Question: 35. Three resistors having resistances \mathrm{r}_{1}, \mathrm{r}_{2} and \mathrm{r}_{3} are connected as shown in the given circuit. The ratio \frac{i_{3}}{i_{1}} of currents in terms of resistances used in the circuit is :
(1) \frac{r_{1}}{r_{2}+r_{3}}
(2) \frac{r_{2}}{r_{2}+r_{3}}
(3) \frac{r_{1}}{r_{1}+r_{2}}
(4) \frac{r_{2}}{r_{1}+r_{3}}
Answer: Option (2)
Explanation:
The resistor r_{1} is in series with a parallel combination of resistors r_{2} and r_{3}.
The current i_{1} entering the junction splits into currents i_{2} and
i_{3} through resistors r_{2} and r_{3} respectively.

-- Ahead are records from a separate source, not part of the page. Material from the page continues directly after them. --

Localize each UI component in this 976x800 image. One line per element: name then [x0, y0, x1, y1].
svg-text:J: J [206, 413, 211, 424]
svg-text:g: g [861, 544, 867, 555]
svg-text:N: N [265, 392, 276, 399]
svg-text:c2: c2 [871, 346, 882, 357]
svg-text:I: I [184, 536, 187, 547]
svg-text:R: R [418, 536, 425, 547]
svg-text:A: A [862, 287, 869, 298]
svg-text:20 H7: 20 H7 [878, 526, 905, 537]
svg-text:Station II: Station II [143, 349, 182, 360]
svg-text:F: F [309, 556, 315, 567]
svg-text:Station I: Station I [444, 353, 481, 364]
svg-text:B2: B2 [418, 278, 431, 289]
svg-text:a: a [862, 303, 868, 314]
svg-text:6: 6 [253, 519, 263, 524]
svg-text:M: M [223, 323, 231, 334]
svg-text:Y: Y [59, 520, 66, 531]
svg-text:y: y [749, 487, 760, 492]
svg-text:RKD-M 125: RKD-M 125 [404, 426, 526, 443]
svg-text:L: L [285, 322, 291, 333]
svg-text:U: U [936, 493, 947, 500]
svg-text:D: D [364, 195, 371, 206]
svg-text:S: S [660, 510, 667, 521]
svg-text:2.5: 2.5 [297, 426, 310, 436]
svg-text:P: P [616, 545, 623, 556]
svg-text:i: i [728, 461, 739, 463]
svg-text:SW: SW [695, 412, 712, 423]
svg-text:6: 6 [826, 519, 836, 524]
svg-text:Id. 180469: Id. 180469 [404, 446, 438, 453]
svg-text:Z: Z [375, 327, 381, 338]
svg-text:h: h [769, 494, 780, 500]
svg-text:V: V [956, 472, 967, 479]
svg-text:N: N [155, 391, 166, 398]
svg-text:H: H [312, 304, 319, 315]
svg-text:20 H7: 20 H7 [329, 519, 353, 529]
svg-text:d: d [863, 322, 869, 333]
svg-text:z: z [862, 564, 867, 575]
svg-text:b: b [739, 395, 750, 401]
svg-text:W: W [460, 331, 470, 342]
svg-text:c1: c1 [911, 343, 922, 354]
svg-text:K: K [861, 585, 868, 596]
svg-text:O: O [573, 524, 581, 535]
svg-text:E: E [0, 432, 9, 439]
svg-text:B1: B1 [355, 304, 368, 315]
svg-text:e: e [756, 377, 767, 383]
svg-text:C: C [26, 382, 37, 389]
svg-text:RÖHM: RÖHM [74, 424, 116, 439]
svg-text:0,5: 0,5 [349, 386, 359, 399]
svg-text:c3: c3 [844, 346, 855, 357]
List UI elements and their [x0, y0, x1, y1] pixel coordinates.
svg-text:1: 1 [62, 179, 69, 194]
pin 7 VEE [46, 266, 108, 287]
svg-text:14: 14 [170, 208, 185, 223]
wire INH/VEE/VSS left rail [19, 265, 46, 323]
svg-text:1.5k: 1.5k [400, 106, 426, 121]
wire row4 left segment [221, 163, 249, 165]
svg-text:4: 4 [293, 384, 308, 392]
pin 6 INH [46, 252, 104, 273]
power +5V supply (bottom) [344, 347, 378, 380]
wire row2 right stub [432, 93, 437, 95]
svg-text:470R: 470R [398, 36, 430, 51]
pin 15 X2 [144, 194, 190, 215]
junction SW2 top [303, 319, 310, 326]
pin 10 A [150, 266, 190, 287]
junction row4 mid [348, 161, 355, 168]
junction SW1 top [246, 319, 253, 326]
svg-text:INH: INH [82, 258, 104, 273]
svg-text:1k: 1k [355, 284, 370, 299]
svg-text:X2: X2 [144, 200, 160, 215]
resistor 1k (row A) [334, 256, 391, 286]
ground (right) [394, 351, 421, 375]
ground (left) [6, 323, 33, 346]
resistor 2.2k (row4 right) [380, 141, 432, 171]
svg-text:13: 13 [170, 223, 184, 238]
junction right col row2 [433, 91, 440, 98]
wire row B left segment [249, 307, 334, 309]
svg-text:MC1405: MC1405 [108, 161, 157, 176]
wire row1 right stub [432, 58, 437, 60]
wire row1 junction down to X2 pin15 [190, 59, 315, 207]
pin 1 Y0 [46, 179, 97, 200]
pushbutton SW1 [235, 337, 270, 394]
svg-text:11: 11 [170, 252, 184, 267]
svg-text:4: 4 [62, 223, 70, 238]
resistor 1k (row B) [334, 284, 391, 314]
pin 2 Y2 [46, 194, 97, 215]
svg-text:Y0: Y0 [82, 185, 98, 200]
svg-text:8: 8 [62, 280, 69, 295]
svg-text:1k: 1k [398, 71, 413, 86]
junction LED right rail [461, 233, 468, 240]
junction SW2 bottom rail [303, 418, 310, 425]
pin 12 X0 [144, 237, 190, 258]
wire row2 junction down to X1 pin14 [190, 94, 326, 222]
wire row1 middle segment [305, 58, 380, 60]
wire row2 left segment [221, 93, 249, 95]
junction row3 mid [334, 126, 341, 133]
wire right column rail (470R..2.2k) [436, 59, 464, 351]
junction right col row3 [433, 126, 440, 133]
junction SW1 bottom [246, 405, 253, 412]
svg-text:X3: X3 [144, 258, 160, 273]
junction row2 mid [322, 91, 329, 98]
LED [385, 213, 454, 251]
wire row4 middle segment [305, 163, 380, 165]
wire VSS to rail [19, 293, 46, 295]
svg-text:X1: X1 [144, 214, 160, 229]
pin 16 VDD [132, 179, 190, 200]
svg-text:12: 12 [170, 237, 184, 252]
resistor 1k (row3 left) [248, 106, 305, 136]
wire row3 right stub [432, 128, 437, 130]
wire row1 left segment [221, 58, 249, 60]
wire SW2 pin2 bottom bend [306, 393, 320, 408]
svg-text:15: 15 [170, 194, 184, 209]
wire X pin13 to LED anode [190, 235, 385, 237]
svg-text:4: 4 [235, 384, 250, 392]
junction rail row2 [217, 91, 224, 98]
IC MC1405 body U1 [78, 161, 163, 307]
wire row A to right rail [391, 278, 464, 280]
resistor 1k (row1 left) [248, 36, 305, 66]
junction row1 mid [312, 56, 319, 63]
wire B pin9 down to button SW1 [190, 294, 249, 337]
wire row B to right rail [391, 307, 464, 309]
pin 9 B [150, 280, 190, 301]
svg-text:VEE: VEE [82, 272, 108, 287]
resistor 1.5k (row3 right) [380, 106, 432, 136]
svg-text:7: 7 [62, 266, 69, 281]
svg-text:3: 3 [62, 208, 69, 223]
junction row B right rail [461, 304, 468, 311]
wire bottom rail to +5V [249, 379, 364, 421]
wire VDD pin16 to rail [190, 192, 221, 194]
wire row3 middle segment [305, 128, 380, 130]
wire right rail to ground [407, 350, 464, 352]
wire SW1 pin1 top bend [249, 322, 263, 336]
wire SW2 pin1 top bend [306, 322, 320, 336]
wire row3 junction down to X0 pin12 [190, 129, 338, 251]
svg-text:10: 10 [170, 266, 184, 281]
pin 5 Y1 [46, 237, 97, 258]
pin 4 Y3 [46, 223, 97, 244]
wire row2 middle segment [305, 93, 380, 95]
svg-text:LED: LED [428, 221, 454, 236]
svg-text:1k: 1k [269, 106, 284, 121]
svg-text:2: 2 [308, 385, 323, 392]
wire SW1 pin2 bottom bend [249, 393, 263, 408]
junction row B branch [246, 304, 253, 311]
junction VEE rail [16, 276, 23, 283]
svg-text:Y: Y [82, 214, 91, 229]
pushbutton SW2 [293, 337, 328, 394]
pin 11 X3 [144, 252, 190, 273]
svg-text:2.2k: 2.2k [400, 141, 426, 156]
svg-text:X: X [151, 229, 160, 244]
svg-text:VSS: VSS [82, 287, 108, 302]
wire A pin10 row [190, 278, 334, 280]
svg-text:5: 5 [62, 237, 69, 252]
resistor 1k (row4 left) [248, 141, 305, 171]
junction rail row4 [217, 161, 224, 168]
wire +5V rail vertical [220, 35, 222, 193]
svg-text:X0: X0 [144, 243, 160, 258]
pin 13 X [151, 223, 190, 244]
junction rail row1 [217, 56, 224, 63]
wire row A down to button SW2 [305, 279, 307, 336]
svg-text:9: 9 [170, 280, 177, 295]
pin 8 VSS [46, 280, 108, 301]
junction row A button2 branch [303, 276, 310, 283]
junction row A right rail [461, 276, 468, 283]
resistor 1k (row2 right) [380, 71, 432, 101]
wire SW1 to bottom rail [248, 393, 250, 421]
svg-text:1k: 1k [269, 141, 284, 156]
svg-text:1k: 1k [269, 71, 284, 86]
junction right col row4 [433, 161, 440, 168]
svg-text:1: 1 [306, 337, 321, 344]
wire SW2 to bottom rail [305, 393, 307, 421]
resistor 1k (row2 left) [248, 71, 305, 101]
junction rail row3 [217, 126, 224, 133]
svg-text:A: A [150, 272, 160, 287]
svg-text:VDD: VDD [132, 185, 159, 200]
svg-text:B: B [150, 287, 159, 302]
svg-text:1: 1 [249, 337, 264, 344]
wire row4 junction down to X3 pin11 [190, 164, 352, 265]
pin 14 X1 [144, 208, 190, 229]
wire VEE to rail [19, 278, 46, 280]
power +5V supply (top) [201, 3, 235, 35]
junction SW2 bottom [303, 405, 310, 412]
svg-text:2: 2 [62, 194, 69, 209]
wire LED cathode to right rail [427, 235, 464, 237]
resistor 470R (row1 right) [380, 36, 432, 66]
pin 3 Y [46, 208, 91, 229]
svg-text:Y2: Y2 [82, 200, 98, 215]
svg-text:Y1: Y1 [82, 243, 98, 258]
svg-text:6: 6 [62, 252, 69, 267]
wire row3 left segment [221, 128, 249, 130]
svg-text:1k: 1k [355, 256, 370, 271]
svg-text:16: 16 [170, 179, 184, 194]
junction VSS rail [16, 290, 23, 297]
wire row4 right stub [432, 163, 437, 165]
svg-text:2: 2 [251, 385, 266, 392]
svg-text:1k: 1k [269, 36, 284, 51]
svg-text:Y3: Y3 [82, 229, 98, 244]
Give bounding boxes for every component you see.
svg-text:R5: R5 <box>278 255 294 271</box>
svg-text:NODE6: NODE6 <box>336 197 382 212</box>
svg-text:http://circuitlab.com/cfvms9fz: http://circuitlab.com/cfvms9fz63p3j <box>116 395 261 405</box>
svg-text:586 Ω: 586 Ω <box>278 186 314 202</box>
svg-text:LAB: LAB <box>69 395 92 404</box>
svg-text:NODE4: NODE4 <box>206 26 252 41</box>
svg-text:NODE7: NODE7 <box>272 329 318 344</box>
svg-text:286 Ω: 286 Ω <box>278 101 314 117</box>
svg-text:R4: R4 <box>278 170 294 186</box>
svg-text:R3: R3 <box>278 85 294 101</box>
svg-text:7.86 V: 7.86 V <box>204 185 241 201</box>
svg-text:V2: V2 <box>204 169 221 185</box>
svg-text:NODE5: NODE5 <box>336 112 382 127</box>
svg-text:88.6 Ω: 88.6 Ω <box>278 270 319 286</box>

Since r_{2} and r_{3} are in parallel,
the potential difference across them is the same.
Using Ohm’s law, i_{2}=\frac{V}{r_{2}} and i_{3}=\frac{V}{r_{3}}.
The total current entering the parallel combination is
i_{1}=i_{2}+i_{3}=\frac{V}{r_{2}}+\frac{V}{r_{3}}.
So, i_{1}=V\left(\frac{r_{2}+r_{3}}{r_{2}r_{3}}\right).
The ratio of currents is \frac{i_{3}}{i_{1}}=\frac{\frac{V}{r_{3}}}{V\left(\frac{r_{2}+r_{3}}{r_{2}r_{3}}\right)}.
Simplifying, we get \frac{i_{3}}{i_{1}}=\frac{r_{2}}{r_{2}+r_{3}}.
Hence, the correct answer is Option (2).